Kaplan's linking of America's decline to the use of the military is perhaps the most provocative thought, among many other provocative thoughts, of this editorial. The military's view is that there is more than one instrument of national power. However recently it has become more than obvious that the military is the most-used, or at least the most-funded and therefore most robust instrument. Regardless of whether America's hegemony is waxing, waning or plateauing, could it be that more use of public diplomacy, the State Department and USAID will better legitimize the actions of the U.S. in the international public view?
Although Kaplan most likely hits the nail on the head that international opinion will cry out for the U.S. military to respond to humanitarian disasters, what he doesn't address is the next logical question: Is it ethically, politically and logically appropriate for the U.S. military to get in to the humanitarian response business when there are many many other more experienced players? Maybe that's actually three questions, but three inter-related questions.

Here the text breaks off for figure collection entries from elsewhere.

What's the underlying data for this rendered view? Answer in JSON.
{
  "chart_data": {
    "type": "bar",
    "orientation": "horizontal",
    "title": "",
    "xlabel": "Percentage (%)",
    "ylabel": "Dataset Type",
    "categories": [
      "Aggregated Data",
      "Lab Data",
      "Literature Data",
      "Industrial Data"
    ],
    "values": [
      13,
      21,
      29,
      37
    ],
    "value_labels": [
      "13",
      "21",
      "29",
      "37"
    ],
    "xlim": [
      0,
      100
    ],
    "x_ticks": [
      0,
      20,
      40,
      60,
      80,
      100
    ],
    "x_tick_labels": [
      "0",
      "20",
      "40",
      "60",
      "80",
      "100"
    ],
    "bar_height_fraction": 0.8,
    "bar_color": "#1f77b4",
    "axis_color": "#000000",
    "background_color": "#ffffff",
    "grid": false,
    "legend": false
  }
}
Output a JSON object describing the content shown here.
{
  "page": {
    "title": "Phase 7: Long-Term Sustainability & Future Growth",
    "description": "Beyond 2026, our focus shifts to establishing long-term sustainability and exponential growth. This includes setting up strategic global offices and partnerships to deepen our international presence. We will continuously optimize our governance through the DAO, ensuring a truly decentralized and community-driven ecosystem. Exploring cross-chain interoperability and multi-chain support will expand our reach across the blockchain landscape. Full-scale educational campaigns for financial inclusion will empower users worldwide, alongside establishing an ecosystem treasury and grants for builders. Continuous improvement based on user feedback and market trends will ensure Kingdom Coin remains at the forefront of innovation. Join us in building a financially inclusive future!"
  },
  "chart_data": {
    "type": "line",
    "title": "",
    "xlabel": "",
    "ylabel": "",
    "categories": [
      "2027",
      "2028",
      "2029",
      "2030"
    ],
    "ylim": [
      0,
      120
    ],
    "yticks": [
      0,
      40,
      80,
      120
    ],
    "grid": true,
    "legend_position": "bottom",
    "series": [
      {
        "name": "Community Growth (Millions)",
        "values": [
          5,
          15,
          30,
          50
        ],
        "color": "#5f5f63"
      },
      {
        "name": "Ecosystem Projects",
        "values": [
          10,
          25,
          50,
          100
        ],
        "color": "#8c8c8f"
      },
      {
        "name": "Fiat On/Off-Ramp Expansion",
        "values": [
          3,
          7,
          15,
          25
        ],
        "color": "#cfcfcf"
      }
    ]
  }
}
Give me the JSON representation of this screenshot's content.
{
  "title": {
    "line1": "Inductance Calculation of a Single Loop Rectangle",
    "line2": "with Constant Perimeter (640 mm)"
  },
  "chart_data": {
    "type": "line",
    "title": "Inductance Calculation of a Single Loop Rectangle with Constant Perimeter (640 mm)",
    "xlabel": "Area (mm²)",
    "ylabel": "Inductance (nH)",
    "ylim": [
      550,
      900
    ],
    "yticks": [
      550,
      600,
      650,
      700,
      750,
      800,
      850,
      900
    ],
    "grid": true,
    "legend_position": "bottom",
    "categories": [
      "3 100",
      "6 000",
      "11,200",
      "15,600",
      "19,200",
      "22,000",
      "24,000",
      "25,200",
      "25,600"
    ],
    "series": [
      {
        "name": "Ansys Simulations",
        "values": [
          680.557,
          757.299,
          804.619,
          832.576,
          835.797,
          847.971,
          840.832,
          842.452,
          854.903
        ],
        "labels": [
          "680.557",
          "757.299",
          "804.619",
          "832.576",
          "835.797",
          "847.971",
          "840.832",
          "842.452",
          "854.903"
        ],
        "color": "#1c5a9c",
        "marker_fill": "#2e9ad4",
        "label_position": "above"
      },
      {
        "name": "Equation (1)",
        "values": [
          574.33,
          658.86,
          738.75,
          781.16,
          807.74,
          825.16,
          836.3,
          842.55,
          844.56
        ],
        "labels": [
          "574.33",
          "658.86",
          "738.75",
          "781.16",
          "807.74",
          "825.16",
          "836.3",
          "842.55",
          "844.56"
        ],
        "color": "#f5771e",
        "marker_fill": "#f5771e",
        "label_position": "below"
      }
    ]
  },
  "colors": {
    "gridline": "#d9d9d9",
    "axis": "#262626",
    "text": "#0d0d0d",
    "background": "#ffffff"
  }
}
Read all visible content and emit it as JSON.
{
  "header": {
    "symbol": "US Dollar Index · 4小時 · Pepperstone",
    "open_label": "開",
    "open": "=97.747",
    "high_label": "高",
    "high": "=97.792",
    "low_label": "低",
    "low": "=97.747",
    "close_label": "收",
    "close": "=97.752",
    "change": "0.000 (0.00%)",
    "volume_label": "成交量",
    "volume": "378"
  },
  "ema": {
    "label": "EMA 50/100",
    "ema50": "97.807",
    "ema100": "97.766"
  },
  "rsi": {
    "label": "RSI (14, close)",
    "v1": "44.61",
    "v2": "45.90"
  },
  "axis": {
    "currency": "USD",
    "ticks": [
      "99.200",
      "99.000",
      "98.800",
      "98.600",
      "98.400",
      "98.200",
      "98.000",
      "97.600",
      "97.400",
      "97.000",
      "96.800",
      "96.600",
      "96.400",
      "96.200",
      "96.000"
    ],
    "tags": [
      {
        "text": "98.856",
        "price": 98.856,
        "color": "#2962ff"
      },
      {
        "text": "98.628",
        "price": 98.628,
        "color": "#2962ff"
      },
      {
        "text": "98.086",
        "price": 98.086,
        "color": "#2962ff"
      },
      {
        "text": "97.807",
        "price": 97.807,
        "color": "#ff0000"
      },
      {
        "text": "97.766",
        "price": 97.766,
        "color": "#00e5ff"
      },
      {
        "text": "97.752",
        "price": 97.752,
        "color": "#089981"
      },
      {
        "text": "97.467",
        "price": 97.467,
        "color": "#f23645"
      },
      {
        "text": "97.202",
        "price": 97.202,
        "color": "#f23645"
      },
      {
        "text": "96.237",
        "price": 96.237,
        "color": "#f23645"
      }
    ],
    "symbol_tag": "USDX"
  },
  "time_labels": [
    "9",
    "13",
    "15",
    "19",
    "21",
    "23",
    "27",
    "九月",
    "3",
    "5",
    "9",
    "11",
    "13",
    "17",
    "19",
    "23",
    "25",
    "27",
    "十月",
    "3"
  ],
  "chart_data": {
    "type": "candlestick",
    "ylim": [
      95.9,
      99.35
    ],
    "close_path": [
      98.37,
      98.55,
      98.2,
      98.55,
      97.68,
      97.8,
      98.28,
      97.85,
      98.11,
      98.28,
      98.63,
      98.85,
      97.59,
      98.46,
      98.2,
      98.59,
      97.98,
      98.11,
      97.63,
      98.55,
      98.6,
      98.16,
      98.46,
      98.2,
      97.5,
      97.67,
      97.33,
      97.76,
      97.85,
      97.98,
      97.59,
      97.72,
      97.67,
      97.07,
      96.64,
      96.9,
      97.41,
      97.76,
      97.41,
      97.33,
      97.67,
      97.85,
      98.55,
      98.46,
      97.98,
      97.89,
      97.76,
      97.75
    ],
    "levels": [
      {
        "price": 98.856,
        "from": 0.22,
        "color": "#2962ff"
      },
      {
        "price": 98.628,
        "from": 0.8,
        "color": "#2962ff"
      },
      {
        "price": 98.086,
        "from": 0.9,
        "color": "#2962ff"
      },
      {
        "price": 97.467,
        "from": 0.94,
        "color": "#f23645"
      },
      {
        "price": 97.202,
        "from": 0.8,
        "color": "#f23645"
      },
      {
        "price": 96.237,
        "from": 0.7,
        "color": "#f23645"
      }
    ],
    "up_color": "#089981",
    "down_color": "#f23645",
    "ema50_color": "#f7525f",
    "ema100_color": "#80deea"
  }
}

Perhaps the role of the U.S. military is better abridged to fighting wars? By rushing to comply with international opinion, do we lose legitimacy with the publics that we are trying to aid? Not every public is happy to be rescued by Americans or even people in uniform. Think of people who have been living in conflict zones for their whole lives--trust in a uniform might be lower than we expect. As we should have learned in Iraq, the rest of the world does not share our world view.
Further, could it be, as some argue using what ethicists call a distributive justice argument, that by using military capabilities to rescue other peoples we are taking away from our own?
These are important questions that we need to answer, and that we most likely will begin to answer, by trial and error.